The second person was an old man, with a long white beard and red baseball cap (this was pre-MAGA, and it happened in St. Louis, so red baseball caps just meant you were a Cardinal's fan). This man came up to me, while I was sitting on the curb awaiting medical attention, and said the following:
"Can I pray for you?"
I resisted the urge to roll my eyes and said, "Sure."
He then proceeded to grab my right leg--my INJURED LEG--and squeeze it in a fashion similar to what we, in Elementary School in our pre-PC days, used to call an "Indian Burn." (If you don't know what it is, Google it.) He then proceeded to recite what had to be the entirety of the rosary while staring at the sky.
I was rusty on my catechism then, buy I was fairly sure that if I punched that old man, while he was praying the rosary, I'd go to Hell. So I didn't.
The cops and ambulance in turn showed up. They questioned me as to what happened, and I told them. The paramedics then took my on board of the ambulance and gave me triage. This consisted of them giving me an ice pack for my right shoulder, wrapping my head in a bandage, and removing my right shoe from my foot, which them proceeded to swell to the size of a football (American, not European).
Shortly after, my mother arrived. By then, my foot was inflated and, due to the thickness and length of my hair at the time, the head-bandage had crawled up my head and resembled less of a bandage and more of a crown made of toilet paper.

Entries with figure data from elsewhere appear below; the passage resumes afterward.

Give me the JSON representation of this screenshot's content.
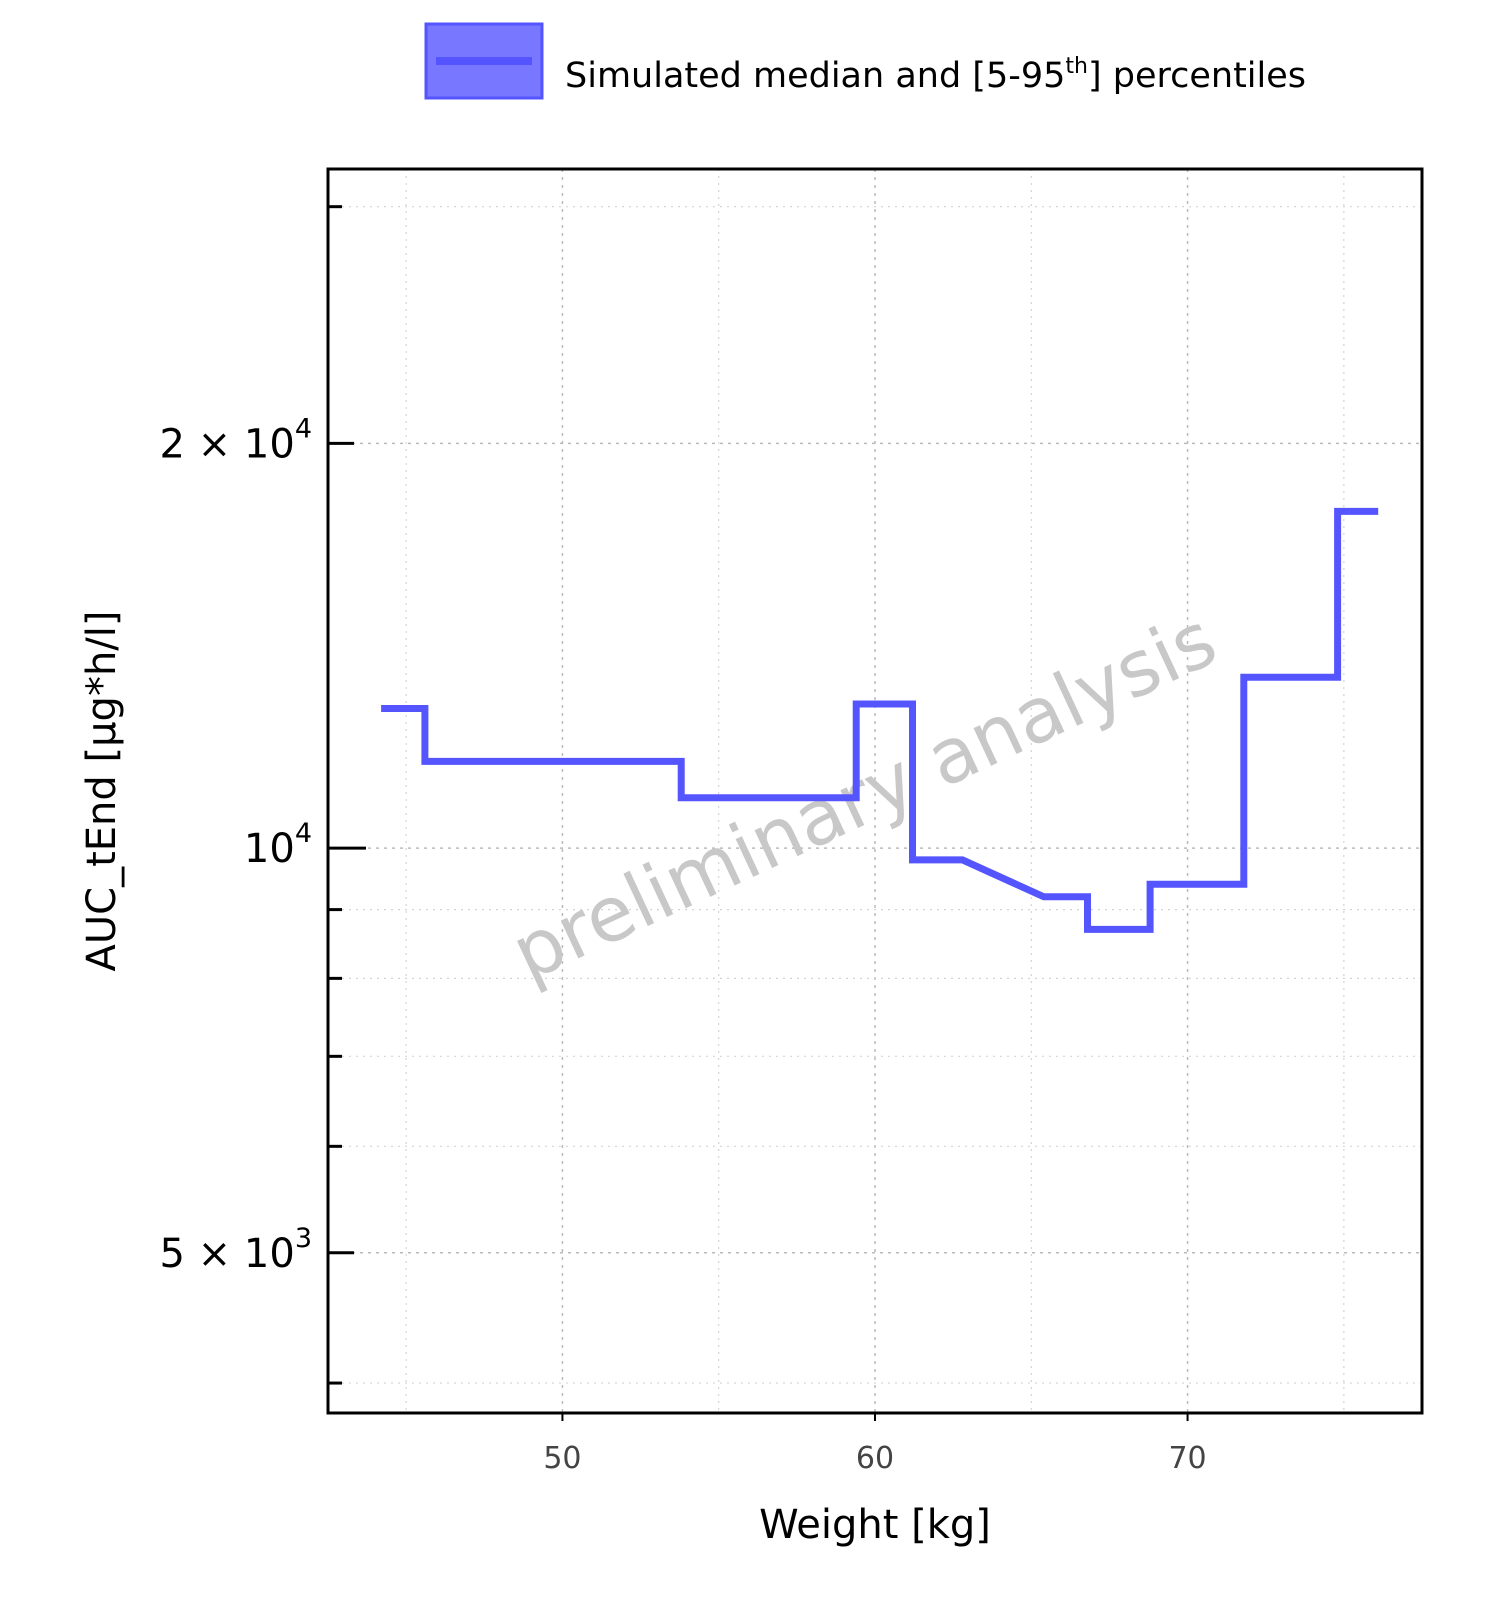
{
  "chart_data": {
    "type": "line",
    "step": true,
    "legend": {
      "position": "top",
      "entries": [
        {
          "label_main": "Simulated median and [5-95",
          "label_sup": "th",
          "label_end": "] percentiles",
          "color": "#5555ff"
        }
      ]
    },
    "xlabel": "Weight [kg]",
    "ylabel": "AUC_tEnd [µg*h/l]",
    "watermark": "preliminary analysis",
    "xlim": [
      42.5,
      77.5
    ],
    "ylim": [
      3800,
      32000
    ],
    "y_scale": "log",
    "grid": true,
    "x_ticks": [
      {
        "value": 50,
        "label": "50"
      },
      {
        "value": 60,
        "label": "60"
      },
      {
        "value": 70,
        "label": "70"
      }
    ],
    "y_ticks": [
      {
        "value": 5000,
        "mantissa": "5",
        "exponent": "3"
      },
      {
        "value": 10000,
        "mantissa": "",
        "exponent": "4"
      },
      {
        "value": 20000,
        "mantissa": "2",
        "exponent": "4"
      }
    ],
    "y_minor_ticks": [
      4000,
      6000,
      7000,
      8000,
      9000,
      30000
    ],
    "x_minor_gridlines": [
      45,
      55,
      65,
      75
    ],
    "series": [
      {
        "color": "#5555ff",
        "points": [
          [
            44.2,
            12700
          ],
          [
            45.6,
            12700
          ],
          [
            45.6,
            11600
          ],
          [
            53.8,
            11600
          ],
          [
            53.8,
            10900
          ],
          [
            59.4,
            10900
          ],
          [
            59.4,
            12800
          ],
          [
            61.2,
            12800
          ],
          [
            61.2,
            9800
          ],
          [
            62.8,
            9800
          ],
          [
            65.4,
            9200
          ],
          [
            66.8,
            9200
          ],
          [
            66.8,
            8700
          ],
          [
            68.8,
            8700
          ],
          [
            68.8,
            9400
          ],
          [
            71.8,
            9400
          ],
          [
            71.8,
            13400
          ],
          [
            74.8,
            13400
          ],
          [
            74.8,
            17800
          ],
          [
            76.1,
            17800
          ]
        ]
      }
    ]
  }
}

The drivers then took me to SLU Hospital, which was a bad call. Since I was 17, I should've gone to Cardinal Glennon, but SLU was closer. Once checked into the emergency room, I proceeded to act like the world's best (that's sarcasm) patient.

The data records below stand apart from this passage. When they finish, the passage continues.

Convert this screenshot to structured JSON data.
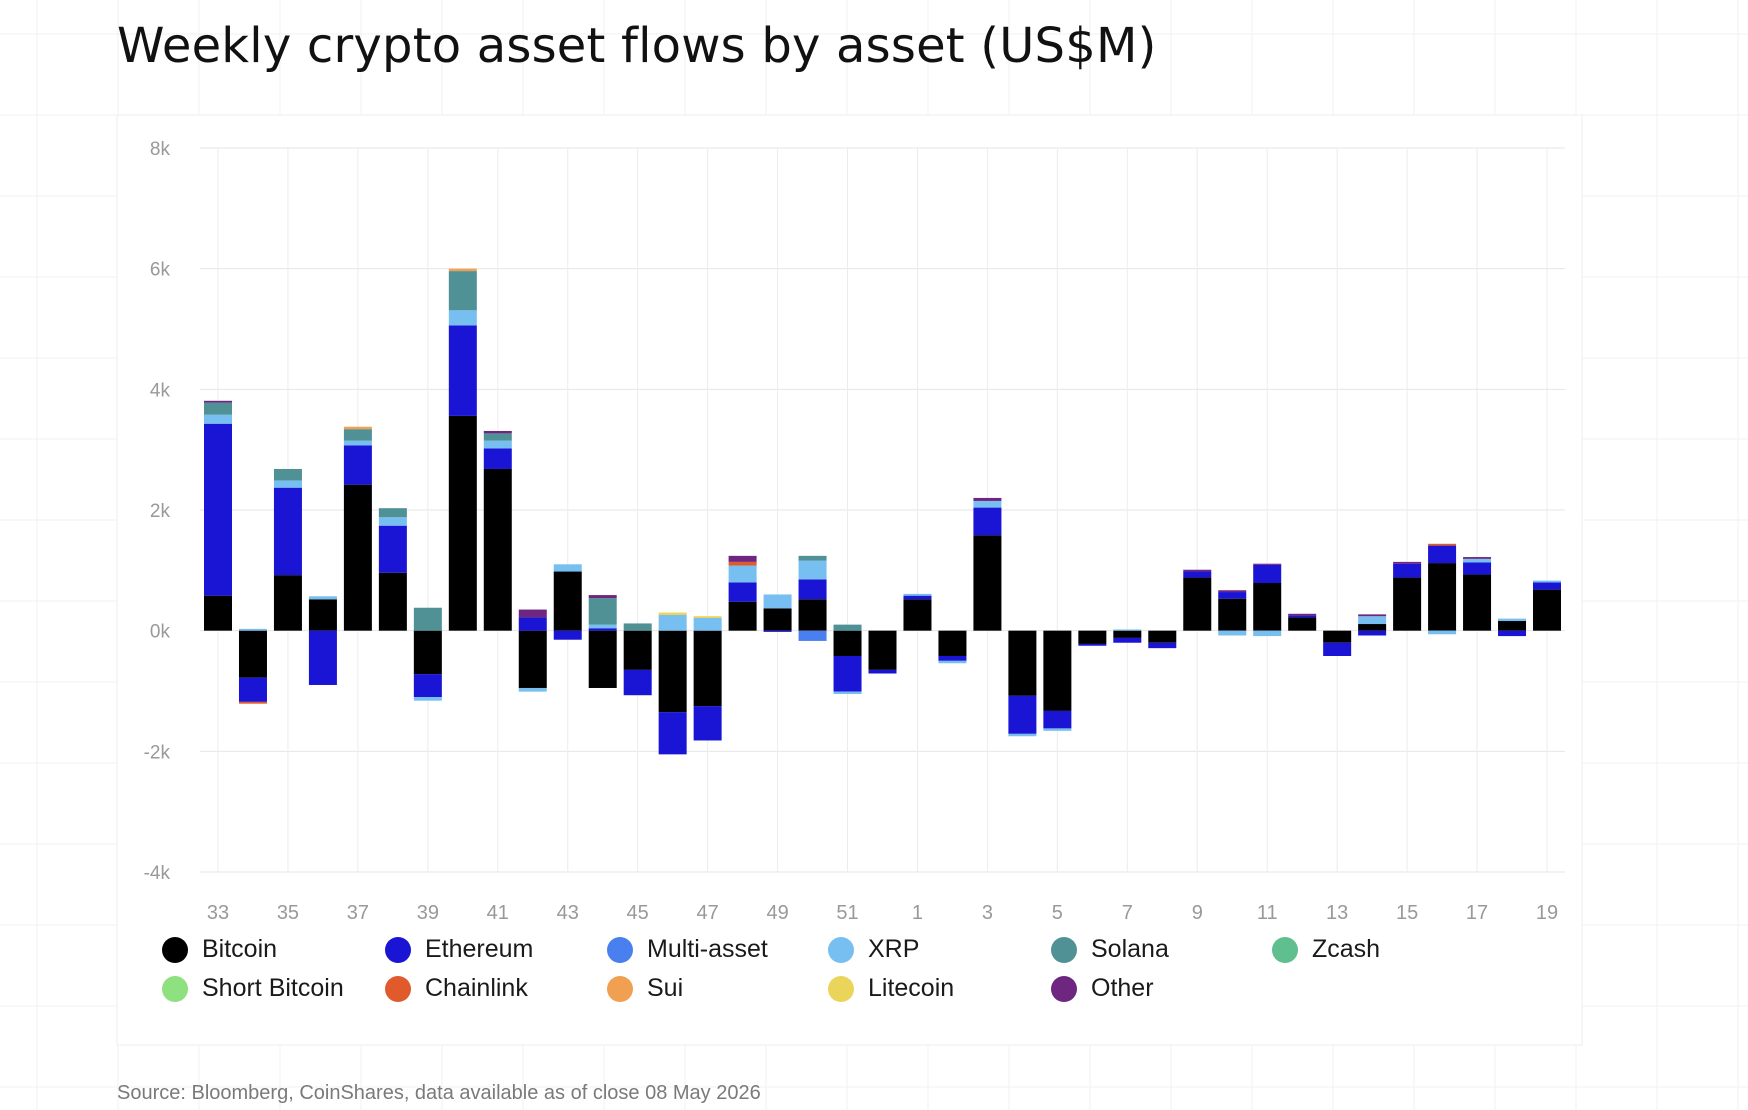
{
  "title": "Weekly crypto asset flows by asset (US$M)",
  "source": "Source: Bloomberg, CoinShares, data available as of close 08 May 2026",
  "chart_data": {
    "type": "bar",
    "stacked": true,
    "title": "Weekly crypto asset flows by asset (US$M)",
    "xlabel": "",
    "ylabel": "",
    "ylim": [
      -4000,
      8000
    ],
    "yticks": [
      -4000,
      -2000,
      0,
      2000,
      4000,
      6000,
      8000
    ],
    "ytick_labels": [
      "-4k",
      "-2k",
      "0k",
      "2k",
      "4k",
      "6k",
      "8k"
    ],
    "categories": [
      "33",
      "34",
      "35",
      "36",
      "37",
      "38",
      "39",
      "40",
      "41",
      "42",
      "43",
      "44",
      "45",
      "46",
      "47",
      "48",
      "49",
      "50",
      "51",
      "52",
      "1",
      "2",
      "3",
      "4",
      "5",
      "6",
      "7",
      "8",
      "9",
      "10",
      "11",
      "12",
      "13",
      "14",
      "15",
      "16",
      "17",
      "18",
      "19"
    ],
    "xtick_labels": [
      "33",
      "35",
      "37",
      "39",
      "41",
      "43",
      "45",
      "47",
      "49",
      "51",
      "1",
      "3",
      "5",
      "7",
      "9",
      "11",
      "13",
      "15",
      "17",
      "19"
    ],
    "grid": true,
    "legend_position": "bottom",
    "series": [
      {
        "name": "Bitcoin",
        "color": "#000000",
        "values": [
          580,
          -780,
          920,
          520,
          2420,
          960,
          -720,
          3560,
          2680,
          -950,
          980,
          -950,
          -650,
          -1350,
          -1250,
          480,
          370,
          520,
          -420,
          -650,
          520,
          -420,
          1580,
          -1080,
          -1330,
          -220,
          -120,
          -200,
          880,
          530,
          790,
          220,
          -200,
          110,
          880,
          1120,
          930,
          160,
          680
        ]
      },
      {
        "name": "Ethereum",
        "color": "#1a14d4",
        "values": [
          2850,
          -400,
          1450,
          -900,
          650,
          780,
          -380,
          1500,
          340,
          220,
          -150,
          40,
          -420,
          -700,
          -570,
          320,
          -20,
          330,
          -590,
          -60,
          60,
          -80,
          460,
          -630,
          -290,
          -30,
          -80,
          -90,
          100,
          110,
          300,
          30,
          -220,
          -80,
          230,
          290,
          200,
          -90,
          120
        ]
      },
      {
        "name": "Multi-asset",
        "color": "#4a7ff0",
        "values": [
          0,
          0,
          0,
          0,
          0,
          0,
          0,
          0,
          0,
          0,
          0,
          0,
          0,
          0,
          0,
          0,
          0,
          -170,
          0,
          0,
          0,
          0,
          0,
          0,
          0,
          0,
          0,
          0,
          0,
          0,
          0,
          0,
          0,
          0,
          0,
          0,
          0,
          0,
          0
        ]
      },
      {
        "name": "XRP",
        "color": "#76bff0",
        "values": [
          150,
          30,
          120,
          50,
          80,
          140,
          -60,
          250,
          130,
          -60,
          120,
          60,
          0,
          260,
          210,
          280,
          230,
          310,
          -40,
          0,
          30,
          -40,
          110,
          -40,
          -40,
          0,
          20,
          0,
          0,
          -80,
          -90,
          0,
          0,
          130,
          0,
          -60,
          60,
          40,
          30
        ]
      },
      {
        "name": "Solana",
        "color": "#4f9195",
        "values": [
          200,
          0,
          190,
          0,
          190,
          150,
          380,
          650,
          120,
          0,
          0,
          440,
          120,
          0,
          0,
          0,
          0,
          80,
          100,
          0,
          0,
          0,
          0,
          0,
          0,
          0,
          0,
          0,
          0,
          0,
          0,
          0,
          0,
          0,
          0,
          0,
          0,
          0,
          0
        ]
      },
      {
        "name": "Zcash",
        "color": "#5fbf8f",
        "values": [
          0,
          0,
          0,
          0,
          0,
          0,
          0,
          0,
          0,
          0,
          0,
          0,
          0,
          0,
          0,
          0,
          0,
          0,
          0,
          0,
          0,
          0,
          0,
          0,
          0,
          0,
          0,
          0,
          0,
          0,
          0,
          0,
          0,
          0,
          0,
          0,
          0,
          0,
          0
        ]
      },
      {
        "name": "Short Bitcoin",
        "color": "#8fe07f",
        "values": [
          0,
          0,
          0,
          0,
          0,
          0,
          0,
          0,
          0,
          0,
          0,
          0,
          0,
          0,
          0,
          0,
          0,
          0,
          0,
          0,
          0,
          0,
          0,
          0,
          0,
          0,
          0,
          0,
          0,
          0,
          0,
          0,
          0,
          0,
          0,
          0,
          0,
          0,
          0
        ]
      },
      {
        "name": "Chainlink",
        "color": "#e05a2c",
        "values": [
          0,
          -30,
          0,
          0,
          0,
          0,
          0,
          0,
          0,
          0,
          0,
          0,
          0,
          0,
          0,
          60,
          0,
          0,
          0,
          0,
          0,
          0,
          0,
          0,
          0,
          0,
          0,
          0,
          0,
          0,
          0,
          0,
          0,
          0,
          0,
          30,
          0,
          0,
          0
        ]
      },
      {
        "name": "Sui",
        "color": "#f0a050",
        "values": [
          0,
          0,
          0,
          0,
          40,
          0,
          0,
          40,
          0,
          0,
          0,
          0,
          0,
          0,
          0,
          0,
          0,
          0,
          0,
          0,
          0,
          0,
          0,
          0,
          0,
          0,
          0,
          0,
          0,
          0,
          0,
          0,
          0,
          0,
          0,
          0,
          0,
          0,
          0
        ]
      },
      {
        "name": "Litecoin",
        "color": "#ead45a",
        "values": [
          0,
          0,
          0,
          0,
          0,
          0,
          0,
          0,
          0,
          0,
          0,
          0,
          0,
          40,
          30,
          0,
          0,
          0,
          0,
          0,
          0,
          0,
          0,
          0,
          0,
          0,
          0,
          0,
          0,
          0,
          0,
          0,
          0,
          0,
          0,
          0,
          0,
          0,
          0
        ]
      },
      {
        "name": "Other",
        "color": "#6e2680",
        "values": [
          30,
          0,
          0,
          0,
          0,
          0,
          0,
          0,
          40,
          130,
          0,
          50,
          0,
          0,
          0,
          100,
          0,
          0,
          0,
          0,
          0,
          0,
          50,
          0,
          0,
          0,
          0,
          0,
          30,
          30,
          20,
          30,
          0,
          30,
          30,
          0,
          30,
          0,
          0
        ]
      }
    ]
  }
}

Over the course of several, pain-filled hours (they gave me no meds when I arrived), the doctors scanned and x-rayed me only to determine that I basically had no major injuries. No broken bones. No internal bleeding. No brain trauma. No concussions.
In other words, I'd gotten lucky.
Just before we were set to leave, the ER Doctor, who I'd been such a wonder (again, sarcasm) patient to decided to get his revenge.

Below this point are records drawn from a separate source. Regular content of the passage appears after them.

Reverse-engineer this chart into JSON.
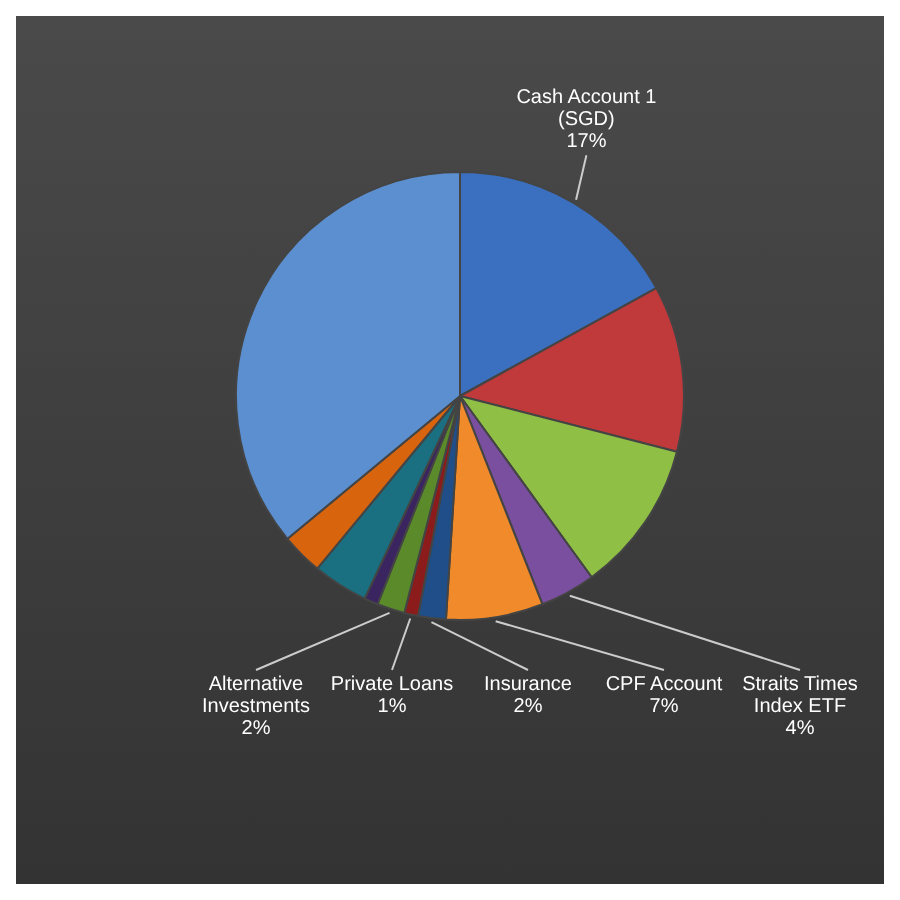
{
  "chart_data": {
    "type": "pie",
    "categories": [
      "Cash Account 1 (SGD)",
      null,
      null,
      "Straits Times Index ETF",
      "CPF Account",
      "Insurance",
      "Private Loans",
      "Alternative Investments",
      null,
      null,
      null,
      null
    ],
    "values": [
      17,
      12,
      11,
      4,
      7,
      2,
      1,
      2,
      1,
      4,
      3,
      36
    ],
    "value_labels": [
      "17%",
      null,
      null,
      "4%",
      "7%",
      "2%",
      "1%",
      "2%",
      null,
      null,
      null,
      null
    ],
    "colors": [
      "#3a70bf",
      "#c0393b",
      "#8fbf45",
      "#7a4fa0",
      "#f08a2a",
      "#1f4e89",
      "#8c1c1c",
      "#5a8a2a",
      "#3b2560",
      "#1a6f80",
      "#d8650e",
      "#5b8fd0"
    ],
    "legend": false
  }
}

Remember the blood that had been coming down the side of my face (like a red Niagara Falls)? Well, that was due to a two inch-wide laceration on my scalp, caused by the bus mirror scraping me over the head. Before I could leave, the doctor had to close it.
He gave me the choice of two options: stitches or staples.
Because I have a strong aversion to needles and I'd been promised that it would be faster, I picked staples. The doctor then went away briefly, only to return with what looked like a home contractor's staple gun and several SLU Hospital Medical Students in tow. This was his revenge: for being a total piss-ant to him all evening, I also got to be his Guinea Pig.
He proceeded to drape a towel over my head (presumable to hide the looks of angry pain and tears I'd soon have on my face), and slowly pressed the six staples I needed into my head, while commentating on it to his students like Steve Irwin talking to a camera while his arms were around a crocodile's jaws. Then, to add insult to injury even further, I took part of the towel and pressed the six staples even more firmly into my head "just to make sure they were secure."
On the way out, they gave me some roided-up Tylenol, which kicked in just as my parents got me home, and, within in seconds upon arrival, I was passed out on my bed.
With 10 years officially between me and this experience, what have I learned? I think I can sum that up in one sentence: if you're thinking about getting hit by a bus...don't. Been there. Done that. Left a Zero Star Review.